Ein paar Freunde und Ich haben vor im Sommer eine Lan zu Veranstalten.
Die Frage ist nur ob man bei 40 Leuten ein Backbone benutzen muss.
Wir wollen es eigentlich so machen: 4 Switches à 16port und die dann mit Hilfe der Uplinkports in Reihe zu schalten ODER die 4 Switches erst zu einem 8 port Switch zu führen (schwachen Backbone simulieren).
Nun die Frage: Welcher dieser beiden Lösungen ist BESSER?
Denn wir gehen davon aus, dass auf der Lan nicht nur gespielt, sondern auch gezogen wird.
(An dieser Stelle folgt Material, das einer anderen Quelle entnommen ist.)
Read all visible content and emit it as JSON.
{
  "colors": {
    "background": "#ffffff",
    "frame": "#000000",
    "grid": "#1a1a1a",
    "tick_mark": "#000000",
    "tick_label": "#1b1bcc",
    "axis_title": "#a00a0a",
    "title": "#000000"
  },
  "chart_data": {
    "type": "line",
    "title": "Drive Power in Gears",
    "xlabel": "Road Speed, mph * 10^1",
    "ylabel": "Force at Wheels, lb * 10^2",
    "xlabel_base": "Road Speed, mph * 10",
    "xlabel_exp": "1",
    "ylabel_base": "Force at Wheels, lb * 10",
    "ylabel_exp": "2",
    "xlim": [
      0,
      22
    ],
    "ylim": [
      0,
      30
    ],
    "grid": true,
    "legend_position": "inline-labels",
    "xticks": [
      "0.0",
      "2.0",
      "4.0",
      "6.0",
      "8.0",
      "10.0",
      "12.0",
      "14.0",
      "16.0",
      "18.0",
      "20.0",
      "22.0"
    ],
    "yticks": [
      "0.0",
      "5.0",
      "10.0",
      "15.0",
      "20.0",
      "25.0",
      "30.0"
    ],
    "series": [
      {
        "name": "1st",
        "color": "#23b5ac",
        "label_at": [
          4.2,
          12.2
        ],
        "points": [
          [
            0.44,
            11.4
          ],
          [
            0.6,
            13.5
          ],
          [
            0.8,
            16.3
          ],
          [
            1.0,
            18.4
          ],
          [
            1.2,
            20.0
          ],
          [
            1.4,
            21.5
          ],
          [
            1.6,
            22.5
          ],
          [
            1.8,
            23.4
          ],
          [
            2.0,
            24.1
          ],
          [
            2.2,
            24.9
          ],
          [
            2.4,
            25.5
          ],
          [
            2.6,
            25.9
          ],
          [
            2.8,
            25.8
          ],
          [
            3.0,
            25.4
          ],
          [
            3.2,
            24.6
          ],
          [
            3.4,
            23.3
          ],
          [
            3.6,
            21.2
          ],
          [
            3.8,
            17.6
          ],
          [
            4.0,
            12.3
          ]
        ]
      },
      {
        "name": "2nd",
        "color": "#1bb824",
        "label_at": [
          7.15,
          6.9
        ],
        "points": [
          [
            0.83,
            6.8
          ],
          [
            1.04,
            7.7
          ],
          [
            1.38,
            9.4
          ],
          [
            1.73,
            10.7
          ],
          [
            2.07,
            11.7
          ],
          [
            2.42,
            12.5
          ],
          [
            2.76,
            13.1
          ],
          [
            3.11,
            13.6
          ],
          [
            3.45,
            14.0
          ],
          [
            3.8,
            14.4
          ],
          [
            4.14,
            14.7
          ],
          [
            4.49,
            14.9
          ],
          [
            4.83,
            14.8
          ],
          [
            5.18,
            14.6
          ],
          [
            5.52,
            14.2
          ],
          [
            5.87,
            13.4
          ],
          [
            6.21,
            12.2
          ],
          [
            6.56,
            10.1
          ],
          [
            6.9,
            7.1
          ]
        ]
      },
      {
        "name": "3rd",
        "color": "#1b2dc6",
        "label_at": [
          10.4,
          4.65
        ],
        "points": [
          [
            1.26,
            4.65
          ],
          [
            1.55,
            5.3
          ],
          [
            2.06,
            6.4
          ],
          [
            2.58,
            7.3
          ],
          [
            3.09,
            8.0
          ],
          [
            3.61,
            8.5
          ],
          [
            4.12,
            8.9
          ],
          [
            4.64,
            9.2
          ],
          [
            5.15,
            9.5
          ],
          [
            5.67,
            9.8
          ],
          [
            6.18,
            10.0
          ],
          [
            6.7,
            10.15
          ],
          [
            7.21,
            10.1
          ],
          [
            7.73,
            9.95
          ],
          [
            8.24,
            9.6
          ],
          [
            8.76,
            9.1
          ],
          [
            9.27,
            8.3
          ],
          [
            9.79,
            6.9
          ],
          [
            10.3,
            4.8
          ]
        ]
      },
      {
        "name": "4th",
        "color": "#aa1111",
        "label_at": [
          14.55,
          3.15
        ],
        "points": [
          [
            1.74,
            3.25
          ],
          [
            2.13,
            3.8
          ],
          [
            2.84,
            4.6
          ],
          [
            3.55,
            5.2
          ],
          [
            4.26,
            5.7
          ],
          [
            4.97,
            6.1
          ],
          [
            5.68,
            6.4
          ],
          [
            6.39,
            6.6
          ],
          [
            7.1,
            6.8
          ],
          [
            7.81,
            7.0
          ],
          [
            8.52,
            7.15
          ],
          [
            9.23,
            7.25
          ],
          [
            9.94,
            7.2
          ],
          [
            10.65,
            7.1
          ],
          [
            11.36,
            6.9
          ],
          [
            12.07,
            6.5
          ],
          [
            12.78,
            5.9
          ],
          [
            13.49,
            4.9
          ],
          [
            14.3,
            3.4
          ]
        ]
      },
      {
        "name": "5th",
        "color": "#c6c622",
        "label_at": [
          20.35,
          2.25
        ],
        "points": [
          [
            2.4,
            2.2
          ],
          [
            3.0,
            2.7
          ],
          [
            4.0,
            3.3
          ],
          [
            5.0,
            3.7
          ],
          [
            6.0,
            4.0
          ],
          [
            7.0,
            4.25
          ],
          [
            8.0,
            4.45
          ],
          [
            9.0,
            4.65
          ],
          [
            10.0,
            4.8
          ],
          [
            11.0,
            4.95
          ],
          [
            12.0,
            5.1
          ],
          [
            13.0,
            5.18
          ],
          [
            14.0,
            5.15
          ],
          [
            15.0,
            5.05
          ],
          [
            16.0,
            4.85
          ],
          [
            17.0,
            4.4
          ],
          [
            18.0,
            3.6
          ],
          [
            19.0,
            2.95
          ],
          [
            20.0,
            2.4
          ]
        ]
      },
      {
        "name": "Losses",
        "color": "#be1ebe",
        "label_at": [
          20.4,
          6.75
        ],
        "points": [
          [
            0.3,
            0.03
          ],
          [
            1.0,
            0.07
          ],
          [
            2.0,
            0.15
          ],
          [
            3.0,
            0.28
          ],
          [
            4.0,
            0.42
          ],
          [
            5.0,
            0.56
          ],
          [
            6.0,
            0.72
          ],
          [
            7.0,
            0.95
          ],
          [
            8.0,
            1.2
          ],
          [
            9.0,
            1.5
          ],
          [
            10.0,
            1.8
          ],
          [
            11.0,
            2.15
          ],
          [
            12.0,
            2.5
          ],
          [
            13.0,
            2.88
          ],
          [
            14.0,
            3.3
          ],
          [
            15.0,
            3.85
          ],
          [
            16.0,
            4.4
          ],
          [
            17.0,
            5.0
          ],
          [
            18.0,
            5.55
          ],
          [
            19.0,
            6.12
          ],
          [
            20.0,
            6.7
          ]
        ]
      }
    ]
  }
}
Da wir den Spielern aber kein langsames Netzwerk zumuten wollen, müssen wir das Beste nehmen.
Danke für Antworten schonmal.
MfG hobs


----------



## Jägermeister (11. März 2003)

Hi,

ich würde die zweite Variante nehmen und von jedem Switch zu eurem "Backbone" zwei Leitungen legen, so dass ihr eine 200MBit-Verbindung habt.

MfG Jägermeister


----------



## melmager (11. März 2003)

am besten ist ein übergeordneter
switch an dem alle anderen switche
angeschlossen werden 

oder  stack-switche


----------



## SNHobs (12. März 2003)

*k*

Danke erstmal für eure Antworten.
Also ich kriege leider nur normale Switches, daher ist wohl der Vorschlag von Jägermeister zu bevorzugen 
Zählt das dann wirklich als eine 200mbit Leitung?
Denn wenn ja könntem man ja auch überlegen 3 oder 4 Leitungen zu legen 
Aber egal. Also wenn das so geht dann DANKE Ich dir sehr.


----------



## Jägermeister (12. März 2003)

Hi,

wenn dein Switch Port-Trunking(so heißt das bei 3Com) unterstützt, kannst du bis zu vier Leitungen(also 400MBit) legen.

MfG Jägermeister


----------



## SNHobs (12. März 2003)

udn wenn er kein "trunking" unterstützt??
Also meine Frage ob er auf jedenfall 2 oder 3 leitungen unterstützt.
Auch Danke erstmal für die Antworten davor


----------



## Jägermeister (13. März 2003)

Hi,

dann haste halt Pech gehabt!!
Am besten is wenn du des vor euerer LAN erstmal ausprobieren könntest.

MfG Jägermeister


----------



## AgentJ (14. März 2003)

wo hier das Port-Trunking angesprochen worden ist, wißt ihr welche "billig"-Switches dies überhaubt können? Ich hab mal was von nem Fiberline 24 Port gelesen in Verbindung mit VLANs und Port Trunking, aber so wie ich das verstanden habe funzt das bei dem nur in den einzelnen VLANs und die sind voneinander abgeschottet.


----------



## Daniel Wittberger (25. April 2003)

Mein Link-Pro 16-Port-Switch unterstützt auch Port-Trunking. Der war auch nicht allzu teuer.

Gr33ts
Stauffenberg


----------



## Sibbe2k (27. April 2003)

eine aktzeptable bis sehr gute leistung des netzes bekommst du wenn du deine switche mit LwL verbindungen hintereinander hängst, da sie dann mit GBit verbunden sind, dazu benötigst du dann allerdings schon HP Switches (Modell: 2324 oder 2524), dass wird dann automatisch teurer, aber damit bin ich bei meinen letzten 40-50iger Lans sehr gut gefahren und das Netzwerk war immer sehr schnell. Musst du dir allerdings überlegen ob dir das die mehrkosten wert sind, falls du nicht weißt woher du solche switches bekommen kannst:
http://www.x-rent.de
http://www.gigahertz-rent.de


mfg sibbe


----------



## Daniel Wittberger (27. April 2003)

Man muss nicht unbedingt LwL nehmen. Bei 40 Leuten reichen 1GB Uplinks über Kupferkabel auch aus. Die sind etwas robuster als die LwLs. 

Gr33ts
Stauffenberg


----------